5th round (169th overall) – Ronald Powell | DE/OLB | Florida
After making the safest pick imaginable with their first fifth round pick, the Saints went for the gusto two picks later with Ronald Powell. He’s your quintessential boom or bust draft pick.
Powell arrived at Florida as a 5-star and the No. 1 player in America back in 2010.
Then came the injuries.
While at Florida, Powell missed games due to an undisclosed upper body injury and a sprained ankle, and he missed the entire 2012 season after tearing his left ACL twice. That’s right. Twice!
Then as if that wasn’t enough, Powell strained his hamstring running the 40-yard dash at the NFL Combine.
Despite all those red marks against his name, Powell is an absolute physical freak and can be a multi-time All Pro selection health permitting.

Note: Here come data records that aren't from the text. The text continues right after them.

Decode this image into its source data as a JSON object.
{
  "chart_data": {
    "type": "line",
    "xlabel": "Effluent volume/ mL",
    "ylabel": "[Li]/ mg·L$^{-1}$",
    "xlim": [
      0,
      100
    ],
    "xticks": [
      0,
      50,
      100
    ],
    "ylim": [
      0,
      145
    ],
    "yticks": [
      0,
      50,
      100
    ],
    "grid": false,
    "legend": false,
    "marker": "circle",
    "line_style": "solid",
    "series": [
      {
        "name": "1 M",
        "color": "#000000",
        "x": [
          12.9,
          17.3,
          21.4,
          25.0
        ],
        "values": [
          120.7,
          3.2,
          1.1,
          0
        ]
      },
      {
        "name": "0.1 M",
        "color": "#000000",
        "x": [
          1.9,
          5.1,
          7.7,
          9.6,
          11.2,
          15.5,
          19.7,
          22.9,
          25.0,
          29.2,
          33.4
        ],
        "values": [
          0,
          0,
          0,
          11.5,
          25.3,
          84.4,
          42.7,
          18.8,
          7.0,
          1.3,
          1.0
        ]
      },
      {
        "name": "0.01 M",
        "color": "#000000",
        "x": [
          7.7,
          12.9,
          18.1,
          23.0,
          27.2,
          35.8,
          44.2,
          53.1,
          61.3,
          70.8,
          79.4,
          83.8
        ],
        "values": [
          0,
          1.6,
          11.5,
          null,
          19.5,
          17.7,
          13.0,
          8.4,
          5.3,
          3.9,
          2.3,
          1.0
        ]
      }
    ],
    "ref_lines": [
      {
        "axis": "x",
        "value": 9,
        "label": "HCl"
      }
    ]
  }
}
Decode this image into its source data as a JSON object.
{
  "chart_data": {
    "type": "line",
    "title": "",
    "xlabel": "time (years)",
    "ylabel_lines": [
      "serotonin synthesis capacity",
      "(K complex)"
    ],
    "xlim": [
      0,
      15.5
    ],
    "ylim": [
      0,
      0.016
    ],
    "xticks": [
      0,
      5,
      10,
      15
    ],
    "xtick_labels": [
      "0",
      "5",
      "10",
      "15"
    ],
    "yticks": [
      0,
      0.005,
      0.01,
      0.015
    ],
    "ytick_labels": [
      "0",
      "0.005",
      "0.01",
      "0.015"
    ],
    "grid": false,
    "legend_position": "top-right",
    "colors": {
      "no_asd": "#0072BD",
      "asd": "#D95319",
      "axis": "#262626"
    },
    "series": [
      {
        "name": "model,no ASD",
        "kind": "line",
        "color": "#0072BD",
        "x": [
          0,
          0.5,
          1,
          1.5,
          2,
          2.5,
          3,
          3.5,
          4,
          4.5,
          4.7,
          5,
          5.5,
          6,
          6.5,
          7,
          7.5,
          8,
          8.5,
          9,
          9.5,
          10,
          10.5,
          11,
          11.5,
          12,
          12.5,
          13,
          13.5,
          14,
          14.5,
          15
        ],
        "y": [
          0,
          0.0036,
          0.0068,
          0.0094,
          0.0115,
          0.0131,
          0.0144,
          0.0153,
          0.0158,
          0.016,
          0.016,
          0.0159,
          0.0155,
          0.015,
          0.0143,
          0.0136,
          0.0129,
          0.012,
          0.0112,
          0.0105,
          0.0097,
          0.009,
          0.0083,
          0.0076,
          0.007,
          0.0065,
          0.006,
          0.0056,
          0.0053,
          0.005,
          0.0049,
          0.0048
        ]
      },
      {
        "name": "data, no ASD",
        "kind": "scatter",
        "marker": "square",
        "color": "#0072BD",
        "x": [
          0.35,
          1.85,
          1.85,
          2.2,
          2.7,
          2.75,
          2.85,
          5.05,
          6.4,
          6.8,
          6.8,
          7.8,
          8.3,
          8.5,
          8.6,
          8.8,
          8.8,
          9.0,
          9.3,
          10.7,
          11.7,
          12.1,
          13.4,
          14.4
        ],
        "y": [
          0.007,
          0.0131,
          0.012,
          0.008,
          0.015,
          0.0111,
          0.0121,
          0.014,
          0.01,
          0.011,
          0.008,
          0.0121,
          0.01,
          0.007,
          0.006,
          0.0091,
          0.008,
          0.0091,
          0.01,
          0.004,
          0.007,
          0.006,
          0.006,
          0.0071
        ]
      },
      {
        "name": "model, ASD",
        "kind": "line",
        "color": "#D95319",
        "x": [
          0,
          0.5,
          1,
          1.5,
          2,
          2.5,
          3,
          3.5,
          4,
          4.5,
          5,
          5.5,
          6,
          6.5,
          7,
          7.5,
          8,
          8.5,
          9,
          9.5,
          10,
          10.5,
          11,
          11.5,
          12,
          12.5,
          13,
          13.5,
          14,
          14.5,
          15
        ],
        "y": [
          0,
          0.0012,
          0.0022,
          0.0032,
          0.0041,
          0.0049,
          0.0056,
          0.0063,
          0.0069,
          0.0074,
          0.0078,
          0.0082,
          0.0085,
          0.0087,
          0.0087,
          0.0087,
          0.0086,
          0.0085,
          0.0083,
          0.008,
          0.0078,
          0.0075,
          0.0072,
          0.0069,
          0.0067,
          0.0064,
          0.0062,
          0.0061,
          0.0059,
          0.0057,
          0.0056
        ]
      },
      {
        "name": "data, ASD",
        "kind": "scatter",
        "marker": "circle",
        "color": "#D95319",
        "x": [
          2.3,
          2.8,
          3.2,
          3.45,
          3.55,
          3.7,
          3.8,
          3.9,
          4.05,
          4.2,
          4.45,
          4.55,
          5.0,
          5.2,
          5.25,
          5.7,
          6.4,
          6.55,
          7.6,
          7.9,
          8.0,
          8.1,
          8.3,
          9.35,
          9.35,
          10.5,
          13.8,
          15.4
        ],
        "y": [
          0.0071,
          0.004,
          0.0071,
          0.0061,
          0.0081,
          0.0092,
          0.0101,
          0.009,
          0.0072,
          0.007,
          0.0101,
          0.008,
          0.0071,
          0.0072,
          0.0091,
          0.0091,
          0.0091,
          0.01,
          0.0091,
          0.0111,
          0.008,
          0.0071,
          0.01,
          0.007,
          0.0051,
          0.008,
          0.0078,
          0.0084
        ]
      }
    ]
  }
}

“The good news for him he has recovered and played on his injury and he was a very highly recruited player,” said Saints coach Sean Payton. “We think there’s certainly upside when you watch him. He loves playing and he has great football instincts, great character. We are excited about him. He is young still.”
6th round (202nd overall) – Tavon Rooks | OT | Kansas State
Finding information on Tavon Rooks after New Orleans drafted him 202nd overall was about as hard as finding legit info on the Kennedy assassination.
Rooks was an afterthought on most experts’ draft boards, but clearly Mickey Loomis and co. saw something they missed.
And after selecting unheralded offensive linemen like Jahri Evans, Zach Strief and Jermon Bushrod, who wants to disparage this pick?
Asked what he liked about Rooks, Payton didn’t hesitate to answer:
“His athleticism. Again, I don’t want to use the word undersized but he is 299 or 300 pounds and when you watch him he is very athletic, so he can move his feet. I think there growth potential when you look at him, growth potential with regards to the weight room. I liked the way he moved around.”